Contenus de presse : pour éviter les articles "putaclics" et la désinformation, un résumé exhaustif doit être rendu obligatoire (technique de la pyramide inversée) pour tout contenu publié sur les réseaux sociaux, notamment pour les sites de presse payants.
Limitation des fonctionnalités à celles permettant une expression sans entrave : texte libre, images, vidéos et commentaires libres (ou réponses) devraient être favorisés plutôt que les réactions ou a minima, les réactions emojis doivent être libres (n’importe quel emoji peut être utilisé).
Amendes pour non respect multiplié par le nombre d’utilisateurices : la masse critique d’un réseau rend plus importants les dégâts provoqués par ce dernier. C’est pourquoi je pense que les amendes doivent être un facteur appliqué au nombre d’utilisateurices du réseau.
Création d’un label "réseau à but social" : Afin de ne pas diriger son public vers des réseaux nocifs pour les populations, un label doit être créé et une interdiction pour les institutions publiques d’utiliser des réseaux sociaux non conformes à ce label doit être prononcée.

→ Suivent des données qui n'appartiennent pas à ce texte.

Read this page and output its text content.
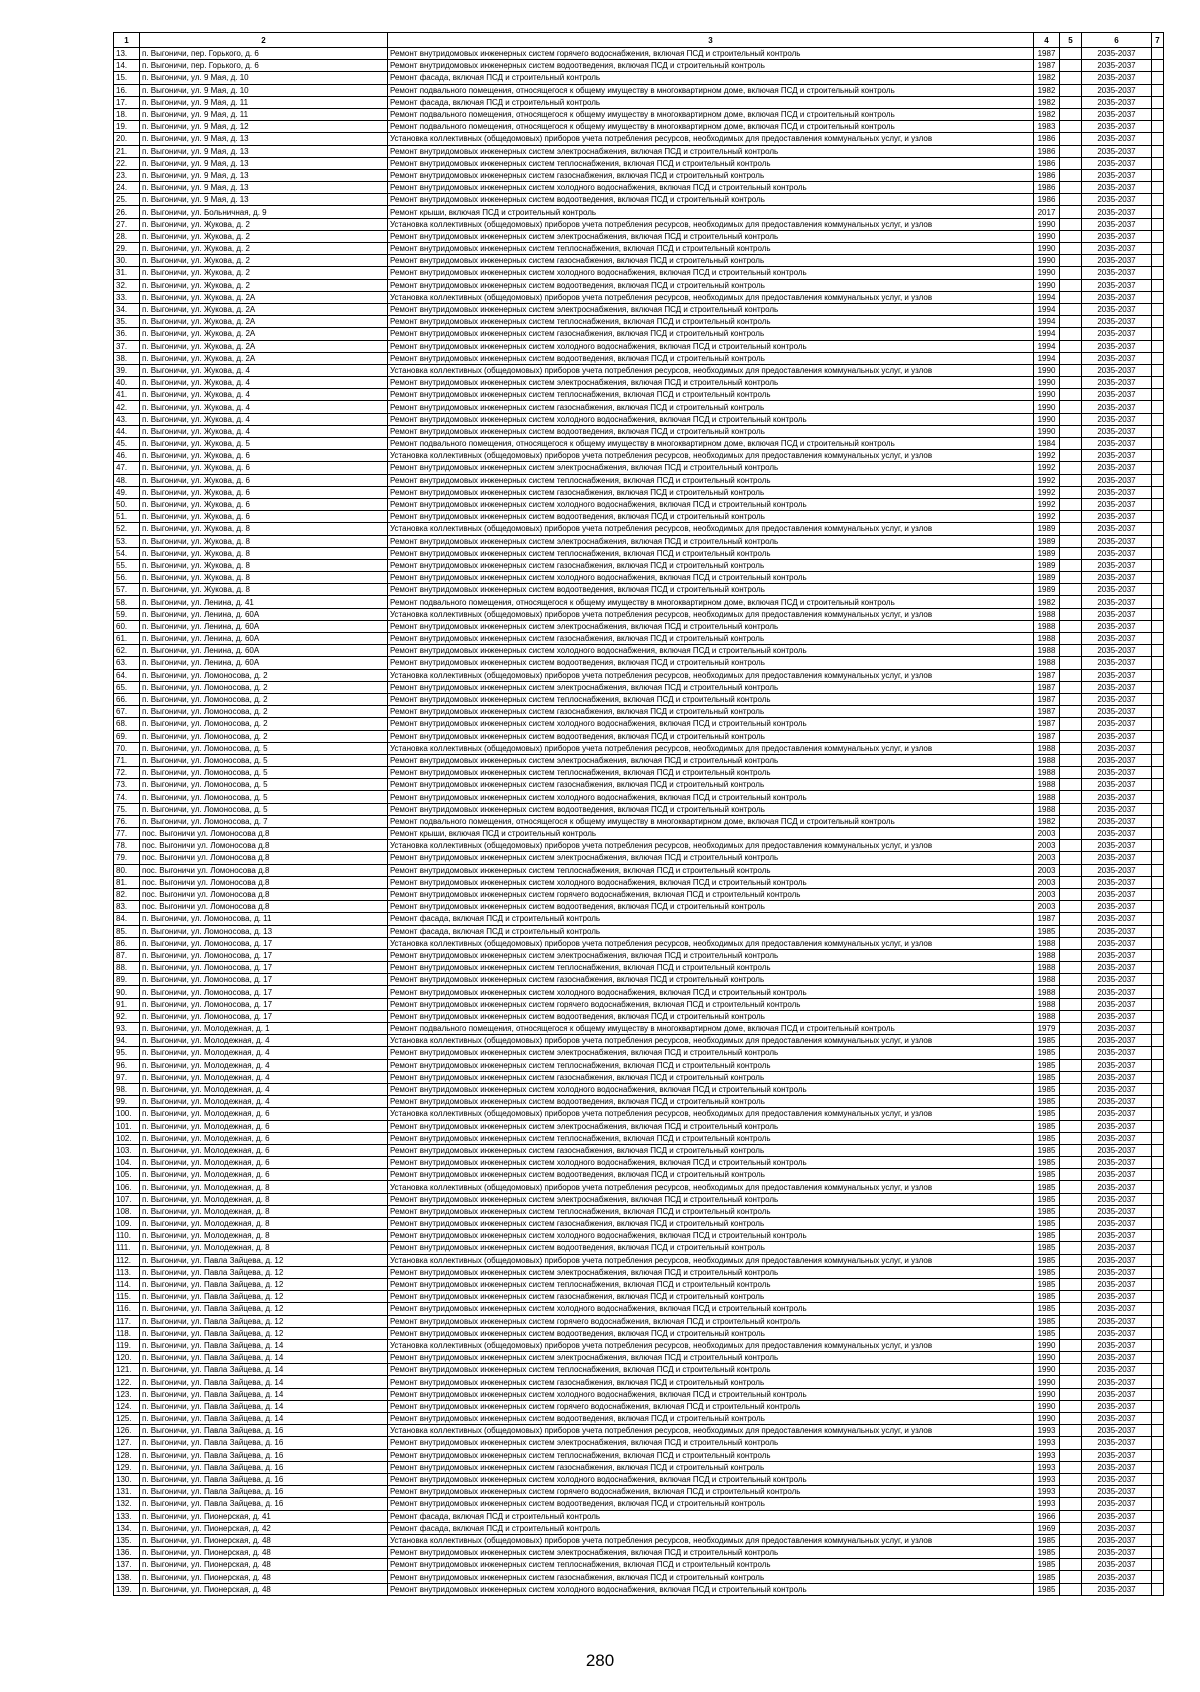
1	2	3	4	5	6	7
13.	п. Выгоничи, пер. Горького, д. 6	Ремонт внутридомовых инженерных систем горячего водоснабжения, включая ПСД и строительный контроль	1987		2035-2037	
14.	п. Выгоничи, пер. Горького, д. 6	Ремонт внутридомовых инженерных систем водоотведения, включая ПСД и строительный контроль	1987		2035-2037	
15.	п. Выгоничи, ул. 9 Мая, д. 10	Ремонт фасада, включая ПСД и строительный контроль	1982		2035-2037	
16.	п. Выгоничи, ул. 9 Мая, д. 10	Ремонт подвального помещения, относящегося к общему имуществу в многоквартирном доме, включая ПСД и строительный контроль	1982		2035-2037	
17.	п. Выгоничи, ул. 9 Мая, д. 11	Ремонт фасада, включая ПСД и строительный контроль	1982		2035-2037	
18.	п. Выгоничи, ул. 9 Мая, д. 11	Ремонт подвального помещения, относящегося к общему имуществу в многоквартирном доме, включая ПСД и строительный контроль	1982		2035-2037	
19.	п. Выгоничи, ул. 9 Мая, д. 12	Ремонт подвального помещения, относящегося к общему имуществу в многоквартирном доме, включая ПСД и строительный контроль	1983		2035-2037	
20.	п. Выгоничи, ул. 9 Мая, д. 13	Установка коллективных (общедомовых) приборов учета потребления ресурсов, необходимых для предоставления коммунальных услуг, и узлов	1986		2035-2037	
21.	п. Выгоничи, ул. 9 Мая, д. 13	Ремонт внутридомовых инженерных систем электроснабжения, включая ПСД и строительный контроль	1986		2035-2037	
22.	п. Выгоничи, ул. 9 Мая, д. 13	Ремонт внутридомовых инженерных систем теплоснабжения, включая ПСД и строительный контроль	1986		2035-2037	
23.	п. Выгоничи, ул. 9 Мая, д. 13	Ремонт внутридомовых инженерных систем газоснабжения, включая ПСД и строительный контроль	1986		2035-2037	
24.	п. Выгоничи, ул. 9 Мая, д. 13	Ремонт внутридомовых инженерных систем холодного водоснабжения, включая ПСД и строительный контроль	1986		2035-2037	
25.	п. Выгоничи, ул. 9 Мая, д. 13	Ремонт внутридомовых инженерных систем водоотведения, включая ПСД и строительный контроль	1986		2035-2037	
26.	п. Выгоничи, ул. Больничная, д. 9	Ремонт крыши, включая ПСД и строительный контроль	2017		2035-2037	
27.	п. Выгоничи, ул. Жукова, д. 2	Установка коллективных (общедомовых) приборов учета потребления ресурсов, необходимых для предоставления коммунальных услуг, и узлов	1990		2035-2037	
28.	п. Выгоничи, ул. Жукова, д. 2	Ремонт внутридомовых инженерных систем электроснабжения, включая ПСД и строительный контроль	1990		2035-2037	
29.	п. Выгоничи, ул. Жукова, д. 2	Ремонт внутридомовых инженерных систем теплоснабжения, включая ПСД и строительный контроль	1990		2035-2037	
30.	п. Выгоничи, ул. Жукова, д. 2	Ремонт внутридомовых инженерных систем газоснабжения, включая ПСД и строительный контроль	1990		2035-2037	
31.	п. Выгоничи, ул. Жукова, д. 2	Ремонт внутридомовых инженерных систем холодного водоснабжения, включая ПСД и строительный контроль	1990		2035-2037	
32.	п. Выгоничи, ул. Жукова, д. 2	Ремонт внутридомовых инженерных систем водоотведения, включая ПСД и строительный контроль	1990		2035-2037	
33.	п. Выгоничи, ул. Жукова, д. 2А	Установка коллективных (общедомовых) приборов учета потребления ресурсов, необходимых для предоставления коммунальных услуг, и узлов	1994		2035-2037	
34.	п. Выгоничи, ул. Жукова, д. 2А	Ремонт внутридомовых инженерных систем электроснабжения, включая ПСД и строительный контроль	1994		2035-2037	
35.	п. Выгоничи, ул. Жукова, д. 2А	Ремонт внутридомовых инженерных систем теплоснабжения, включая ПСД и строительный контроль	1994		2035-2037	
36.	п. Выгоничи, ул. Жукова, д. 2А	Ремонт внутридомовых инженерных систем газоснабжения, включая ПСД и строительный контроль	1994		2035-2037	
37.	п. Выгоничи, ул. Жукова, д. 2А	Ремонт внутридомовых инженерных систем холодного водоснабжения, включая ПСД и строительный контроль	1994		2035-2037	
38.	п. Выгоничи, ул. Жукова, д. 2А	Ремонт внутридомовых инженерных систем водоотведения, включая ПСД и строительный контроль	1994		2035-2037	
39.	п. Выгоничи, ул. Жукова, д. 4	Установка коллективных (общедомовых) приборов учета потребления ресурсов, необходимых для предоставления коммунальных услуг, и узлов	1990		2035-2037	
40.	п. Выгоничи, ул. Жукова, д. 4	Ремонт внутридомовых инженерных систем электроснабжения, включая ПСД и строительный контроль	1990		2035-2037	
41.	п. Выгоничи, ул. Жукова, д. 4	Ремонт внутридомовых инженерных систем теплоснабжения, включая ПСД и строительный контроль	1990		2035-2037	
42.	п. Выгоничи, ул. Жукова, д. 4	Ремонт внутридомовых инженерных систем газоснабжения, включая ПСД и строительный контроль	1990		2035-2037	
43.	п. Выгоничи, ул. Жукова, д. 4	Ремонт внутридомовых инженерных систем холодного водоснабжения, включая ПСД и строительный контроль	1990		2035-2037	
44.	п. Выгоничи, ул. Жукова, д. 4	Ремонт внутридомовых инженерных систем водоотведения, включая ПСД и строительный контроль	1990		2035-2037	
45.	п. Выгоничи, ул. Жукова, д. 5	Ремонт подвального помещения, относящегося к общему имуществу в многоквартирном доме, включая ПСД и строительный контроль	1984		2035-2037	
46.	п. Выгоничи, ул. Жукова, д. 6	Установка коллективных (общедомовых) приборов учета потребления ресурсов, необходимых для предоставления коммунальных услуг, и узлов	1992		2035-2037	
47.	п. Выгоничи, ул. Жукова, д. 6	Ремонт внутридомовых инженерных систем электроснабжения, включая ПСД и строительный контроль	1992		2035-2037	
48.	п. Выгоничи, ул. Жукова, д. 6	Ремонт внутридомовых инженерных систем теплоснабжения, включая ПСД и строительный контроль	1992		2035-2037	
49.	п. Выгоничи, ул. Жукова, д. 6	Ремонт внутридомовых инженерных систем газоснабжения, включая ПСД и строительный контроль	1992		2035-2037	
50.	п. Выгоничи, ул. Жукова, д. 6	Ремонт внутридомовых инженерных систем холодного водоснабжения, включая ПСД и строительный контроль	1992		2035-2037	
51.	п. Выгоничи, ул. Жукова, д. 6	Ремонт внутридомовых инженерных систем водоотведения, включая ПСД и строительный контроль	1992		2035-2037	
52.	п. Выгоничи, ул. Жукова, д. 8	Установка коллективных (общедомовых) приборов учета потребления ресурсов, необходимых для предоставления коммунальных услуг, и узлов	1989		2035-2037	
53.	п. Выгоничи, ул. Жукова, д. 8	Ремонт внутридомовых инженерных систем электроснабжения, включая ПСД и строительный контроль	1989		2035-2037	
54.	п. Выгоничи, ул. Жукова, д. 8	Ремонт внутридомовых инженерных систем теплоснабжения, включая ПСД и строительный контроль	1989		2035-2037	
55.	п. Выгоничи, ул. Жукова, д. 8	Ремонт внутридомовых инженерных систем газоснабжения, включая ПСД и строительный контроль	1989		2035-2037	
56.	п. Выгоничи, ул. Жукова, д. 8	Ремонт внутридомовых инженерных систем холодного водоснабжения, включая ПСД и строительный контроль	1989		2035-2037	
57.	п. Выгоничи, ул. Жукова, д. 8	Ремонт внутридомовых инженерных систем водоотведения, включая ПСД и строительный контроль	1989		2035-2037	
58.	п. Выгоничи, ул. Ленина, д. 41	Ремонт подвального помещения, относящегося к общему имуществу в многоквартирном доме, включая ПСД и строительный контроль	1982		2035-2037	
59.	п. Выгоничи, ул. Ленина, д. 60А	Установка коллективных (общедомовых) приборов учета потребления ресурсов, необходимых для предоставления коммунальных услуг, и узлов	1988		2035-2037	
60.	п. Выгоничи, ул. Ленина, д. 60А	Ремонт внутридомовых инженерных систем электроснабжения, включая ПСД и строительный контроль	1988		2035-2037	
61.	п. Выгоничи, ул. Ленина, д. 60А	Ремонт внутридомовых инженерных систем газоснабжения, включая ПСД и строительный контроль	1988		2035-2037	
62.	п. Выгоничи, ул. Ленина, д. 60А	Ремонт внутридомовых инженерных систем холодного водоснабжения, включая ПСД и строительный контроль	1988		2035-2037	
63.	п. Выгоничи, ул. Ленина, д. 60А	Ремонт внутридомовых инженерных систем водоотведения, включая ПСД и строительный контроль	1988		2035-2037	
64.	п. Выгоничи, ул. Ломоносова, д. 2	Установка коллективных (общедомовых) приборов учета потребления ресурсов, необходимых для предоставления коммунальных услуг, и узлов	1987		2035-2037	
65.	п. Выгоничи, ул. Ломоносова, д. 2	Ремонт внутридомовых инженерных систем электроснабжения, включая ПСД и строительный контроль	1987		2035-2037	
66.	п. Выгоничи, ул. Ломоносова, д. 2	Ремонт внутридомовых инженерных систем теплоснабжения, включая ПСД и строительный контроль	1987		2035-2037	
67.	п. Выгоничи, ул. Ломоносова, д. 2	Ремонт внутридомовых инженерных систем газоснабжения, включая ПСД и строительный контроль	1987		2035-2037	
68.	п. Выгоничи, ул. Ломоносова, д. 2	Ремонт внутридомовых инженерных систем холодного водоснабжения, включая ПСД и строительный контроль	1987		2035-2037	
69.	п. Выгоничи, ул. Ломоносова, д. 2	Ремонт внутридомовых инженерных систем водоотведения, включая ПСД и строительный контроль	1987		2035-2037	
70.	п. Выгоничи, ул. Ломоносова, д. 5	Установка коллективных (общедомовых) приборов учета потребления ресурсов, необходимых для предоставления коммунальных услуг, и узлов	1988		2035-2037	
71.	п. Выгоничи, ул. Ломоносова, д. 5	Ремонт внутридомовых инженерных систем электроснабжения, включая ПСД и строительный контроль	1988		2035-2037	
72.	п. Выгоничи, ул. Ломоносова, д. 5	Ремонт внутридомовых инженерных систем теплоснабжения, включая ПСД и строительный контроль	1988		2035-2037	
73.	п. Выгоничи, ул. Ломоносова, д. 5	Ремонт внутридомовых инженерных систем газоснабжения, включая ПСД и строительный контроль	1988		2035-2037	
74.	п. Выгоничи, ул. Ломоносова, д. 5	Ремонт внутридомовых инженерных систем холодного водоснабжения, включая ПСД и строительный контроль	1988		2035-2037	
75.	п. Выгоничи, ул. Ломоносова, д. 5	Ремонт внутридомовых инженерных систем водоотведения, включая ПСД и строительный контроль	1988		2035-2037	
76.	п. Выгоничи, ул. Ломоносова, д. 7	Ремонт подвального помещения, относящегося к общему имуществу в многоквартирном доме, включая ПСД и строительный контроль	1982		2035-2037	
77.	пос. Выгоничи ул. Ломоносова д.8	Ремонт крыши, включая ПСД и строительный контроль	2003		2035-2037	
78.	пос. Выгоничи ул. Ломоносова д.8	Установка коллективных (общедомовых) приборов учета потребления ресурсов, необходимых для предоставления коммунальных услуг, и узлов	2003		2035-2037	
79.	пос. Выгоничи ул. Ломоносова д.8	Ремонт внутридомовых инженерных систем электроснабжения, включая ПСД и строительный контроль	2003		2035-2037	
80.	пос. Выгоничи ул. Ломоносова д.8	Ремонт внутридомовых инженерных систем теплоснабжения, включая ПСД и строительный контроль	2003		2035-2037	
81.	пос. Выгоничи ул. Ломоносова д.8	Ремонт внутридомовых инженерных систем холодного водоснабжения, включая ПСД и строительный контроль	2003		2035-2037	
82.	пос. Выгоничи ул. Ломоносова д.8	Ремонт внутридомовых инженерных систем горячего водоснабжения, включая ПСД и строительный контроль	2003		2035-2037	
83.	пос. Выгоничи ул. Ломоносова д.8	Ремонт внутридомовых инженерных систем водоотведения, включая ПСД и строительный контроль	2003		2035-2037	
84.	п. Выгоничи, ул. Ломоносова, д. 11	Ремонт фасада, включая ПСД и строительный контроль	1987		2035-2037	
85.	п. Выгоничи, ул. Ломоносова, д. 13	Ремонт фасада, включая ПСД и строительный контроль	1985		2035-2037	
86.	п. Выгоничи, ул. Ломоносова, д. 17	Установка коллективных (общедомовых) приборов учета потребления ресурсов, необходимых для предоставления коммунальных услуг, и узлов	1988		2035-2037	
87.	п. Выгоничи, ул. Ломоносова, д. 17	Ремонт внутридомовых инженерных систем электроснабжения, включая ПСД и строительный контроль	1988		2035-2037	
88.	п. Выгоничи, ул. Ломоносова, д. 17	Ремонт внутридомовых инженерных систем теплоснабжения, включая ПСД и строительный контроль	1988		2035-2037	
89.	п. Выгоничи, ул. Ломоносова, д. 17	Ремонт внутридомовых инженерных систем газоснабжения, включая ПСД и строительный контроль	1988		2035-2037	
90.	п. Выгоничи, ул. Ломоносова, д. 17	Ремонт внутридомовых инженерных систем холодного водоснабжения, включая ПСД и строительный контроль	1988		2035-2037	
91.	п. Выгоничи, ул. Ломоносова, д. 17	Ремонт внутридомовых инженерных систем горячего водоснабжения, включая ПСД и строительный контроль	1988		2035-2037	
92.	п. Выгоничи, ул. Ломоносова, д. 17	Ремонт внутридомовых инженерных систем водоотведения, включая ПСД и строительный контроль	1988		2035-2037	
93.	п. Выгоничи, ул. Молодежная, д. 1	Ремонт подвального помещения, относящегося к общему имуществу в многоквартирном доме, включая ПСД и строительный контроль	1979		2035-2037	
94.	п. Выгоничи, ул. Молодежная, д. 4	Установка коллективных (общедомовых) приборов учета потребления ресурсов, необходимых для предоставления коммунальных услуг, и узлов	1985		2035-2037	
95.	п. Выгоничи, ул. Молодежная, д. 4	Ремонт внутридомовых инженерных систем электроснабжения, включая ПСД и строительный контроль	1985		2035-2037	
96.	п. Выгоничи, ул. Молодежная, д. 4	Ремонт внутридомовых инженерных систем теплоснабжения, включая ПСД и строительный контроль	1985		2035-2037	
97.	п. Выгоничи, ул. Молодежная, д. 4	Ремонт внутридомовых инженерных систем газоснабжения, включая ПСД и строительный контроль	1985		2035-2037	
98.	п. Выгоничи, ул. Молодежная, д. 4	Ремонт внутридомовых инженерных систем холодного водоснабжения, включая ПСД и строительный контроль	1985		2035-2037	
99.	п. Выгоничи, ул. Молодежная, д. 4	Ремонт внутридомовых инженерных систем водоотведения, включая ПСД и строительный контроль	1985		2035-2037	
100.	п. Выгоничи, ул. Молодежная, д. 6	Установка коллективных (общедомовых) приборов учета потребления ресурсов, необходимых для предоставления коммунальных услуг, и узлов	1985		2035-2037	
101.	п. Выгоничи, ул. Молодежная, д. 6	Ремонт внутридомовых инженерных систем электроснабжения, включая ПСД и строительный контроль	1985		2035-2037	
102.	п. Выгоничи, ул. Молодежная, д. 6	Ремонт внутридомовых инженерных систем теплоснабжения, включая ПСД и строительный контроль	1985		2035-2037	
103.	п. Выгоничи, ул. Молодежная, д. 6	Ремонт внутридомовых инженерных систем газоснабжения, включая ПСД и строительный контроль	1985		2035-2037	
104.	п. Выгоничи, ул. Молодежная, д. 6	Ремонт внутридомовых инженерных систем холодного водоснабжения, включая ПСД и строительный контроль	1985		2035-2037	
105.	п. Выгоничи, ул. Молодежная, д. 6	Ремонт внутридомовых инженерных систем водоотведения, включая ПСД и строительный контроль	1985		2035-2037	
106.	п. Выгоничи, ул. Молодежная, д. 8	Установка коллективных (общедомовых) приборов учета потребления ресурсов, необходимых для предоставления коммунальных услуг, и узлов	1985		2035-2037	
107.	п. Выгоничи, ул. Молодежная, д. 8	Ремонт внутридомовых инженерных систем электроснабжения, включая ПСД и строительный контроль	1985		2035-2037	
108.	п. Выгоничи, ул. Молодежная, д. 8	Ремонт внутридомовых инженерных систем теплоснабжения, включая ПСД и строительный контроль	1985		2035-2037	
109.	п. Выгоничи, ул. Молодежная, д. 8	Ремонт внутридомовых инженерных систем газоснабжения, включая ПСД и строительный контроль	1985		2035-2037	
110.	п. Выгоничи, ул. Молодежная, д. 8	Ремонт внутридомовых инженерных систем холодного водоснабжения, включая ПСД и строительный контроль	1985		2035-2037	
111.	п. Выгоничи, ул. Молодежная, д. 8	Ремонт внутридомовых инженерных систем водоотведения, включая ПСД и строительный контроль	1985		2035-2037	
112.	п. Выгоничи, ул. Павла Зайцева, д. 12	Установка коллективных (общедомовых) приборов учета потребления ресурсов, необходимых для предоставления коммунальных услуг, и узлов	1985		2035-2037	
113.	п. Выгоничи, ул. Павла Зайцева, д. 12	Ремонт внутридомовых инженерных систем электроснабжения, включая ПСД и строительный контроль	1985		2035-2037	
114.	п. Выгоничи, ул. Павла Зайцева, д. 12	Ремонт внутридомовых инженерных систем теплоснабжения, включая ПСД и строительный контроль	1985		2035-2037	
115.	п. Выгоничи, ул. Павла Зайцева, д. 12	Ремонт внутридомовых инженерных систем газоснабжения, включая ПСД и строительный контроль	1985		2035-2037	
116.	п. Выгоничи, ул. Павла Зайцева, д. 12	Ремонт внутридомовых инженерных систем холодного водоснабжения, включая ПСД и строительный контроль	1985		2035-2037	
117.	п. Выгоничи, ул. Павла Зайцева, д. 12	Ремонт внутридомовых инженерных систем горячего водоснабжения, включая ПСД и строительный контроль	1985		2035-2037	
118.	п. Выгоничи, ул. Павла Зайцева, д. 12	Ремонт внутридомовых инженерных систем водоотведения, включая ПСД и строительный контроль	1985		2035-2037	
119.	п. Выгоничи, ул. Павла Зайцева, д. 14	Установка коллективных (общедомовых) приборов учета потребления ресурсов, необходимых для предоставления коммунальных услуг, и узлов	1990		2035-2037	
120.	п. Выгоничи, ул. Павла Зайцева, д. 14	Ремонт внутридомовых инженерных систем электроснабжения, включая ПСД и строительный контроль	1990		2035-2037	
121.	п. Выгоничи, ул. Павла Зайцева, д. 14	Ремонт внутридомовых инженерных систем теплоснабжения, включая ПСД и строительный контроль	1990		2035-2037	
122.	п. Выгоничи, ул. Павла Зайцева, д. 14	Ремонт внутридомовых инженерных систем газоснабжения, включая ПСД и строительный контроль	1990		2035-2037	
123.	п. Выгоничи, ул. Павла Зайцева, д. 14	Ремонт внутридомовых инженерных систем холодного водоснабжения, включая ПСД и строительный контроль	1990		2035-2037	
124.	п. Выгоничи, ул. Павла Зайцева, д. 14	Ремонт внутридомовых инженерных систем горячего водоснабжения, включая ПСД и строительный контроль	1990		2035-2037	
125.	п. Выгоничи, ул. Павла Зайцева, д. 14	Ремонт внутридомовых инженерных систем водоотведения, включая ПСД и строительный контроль	1990		2035-2037	
126.	п. Выгоничи, ул. Павла Зайцева, д. 16	Установка коллективных (общедомовых) приборов учета потребления ресурсов, необходимых для предоставления коммунальных услуг, и узлов	1993		2035-2037	
127.	п. Выгоничи, ул. Павла Зайцева, д. 16	Ремонт внутридомовых инженерных систем электроснабжения, включая ПСД и строительный контроль	1993		2035-2037	
128.	п. Выгоничи, ул. Павла Зайцева, д. 16	Ремонт внутридомовых инженерных систем теплоснабжения, включая ПСД и строительный контроль	1993		2035-2037	
129.	п. Выгоничи, ул. Павла Зайцева, д. 16	Ремонт внутридомовых инженерных систем газоснабжения, включая ПСД и строительный контроль	1993		2035-2037	
130.	п. Выгоничи, ул. Павла Зайцева, д. 16	Ремонт внутридомовых инженерных систем холодного водоснабжения, включая ПСД и строительный контроль	1993		2035-2037	
131.	п. Выгоничи, ул. Павла Зайцева, д. 16	Ремонт внутридомовых инженерных систем горячего водоснабжения, включая ПСД и строительный контроль	1993		2035-2037	
132.	п. Выгоничи, ул. Павла Зайцева, д. 16	Ремонт внутридомовых инженерных систем водоотведения, включая ПСД и строительный контроль	1993		2035-2037	
133.	п. Выгоничи, ул. Пионерская, д. 41	Ремонт фасада, включая ПСД и строительный контроль	1966		2035-2037	
134.	п. Выгоничи, ул. Пионерская, д. 42	Ремонт фасада, включая ПСД и строительный контроль	1969		2035-2037	
135.	п. Выгоничи, ул. Пионерская, д. 48	Установка коллективных (общедомовых) приборов учета потребления ресурсов, необходимых для предоставления коммунальных услуг, и узлов	1985		2035-2037	
136.	п. Выгоничи, ул. Пионерская, д. 48	Ремонт внутридомовых инженерных систем электроснабжения, включая ПСД и строительный контроль	1985		2035-2037	
137.	п. Выгоничи, ул. Пионерская, д. 48	Ремонт внутридомовых инженерных систем теплоснабжения, включая ПСД и строительный контроль	1985		2035-2037	
138.	п. Выгоничи, ул. Пионерская, д. 48	Ремонт внутридомовых инженерных систем газоснабжения, включая ПСД и строительный контроль	1985		2035-2037	
139.	п. Выгоничи, ул. Пионерская, д. 48	Ремонт внутридомовых инженерных систем холодного водоснабжения, включая ПСД и строительный контроль	1985		2035-2037	
280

Les entreprises pourraient également intégrer cela dans leur politique RSE et, éventuellement, ceci pourrait être un critère d’attribution des marchés publics.
Vous avez sûrement remarqué que je suis présent sur les réseaux sociaux ce qui est contradictoire avec le portrait que je viens d’en faire. La raison est simple, je tente de les utiliser comme porte voix, mais tout en cherchant, le plus souvent possible, le contact réel et l’obtention de l’adresse email des personnes à qui je m’adresse. Vous remarquerez que sur ce site, je n’incite pas à me suivre sur les réseaux sociaux, mais bien à s’inscrire sur ma lettre d’information. À vrai dire, avant de m’engager, j’avais quitté Facebook et épinglé sur mon profil un pamphlet à son sujet.
En attendant d’avoir des réseaux sociaux dignes de ce nom, je pense que toutes les organisations, notamment EÉLV, devraient se garder de rediriger leurs adhérent·es vers ces plateformes et plutôt adopter une stratégie d’extirpation des personnes de ces réseaux : utiliser leur audience pour créer des liens via des canaux moins biaisés. Et en tête de proue, la rencontre physique que rien ne remplace :).
Publié le lundi 14 mars 2022 à 10:00:00.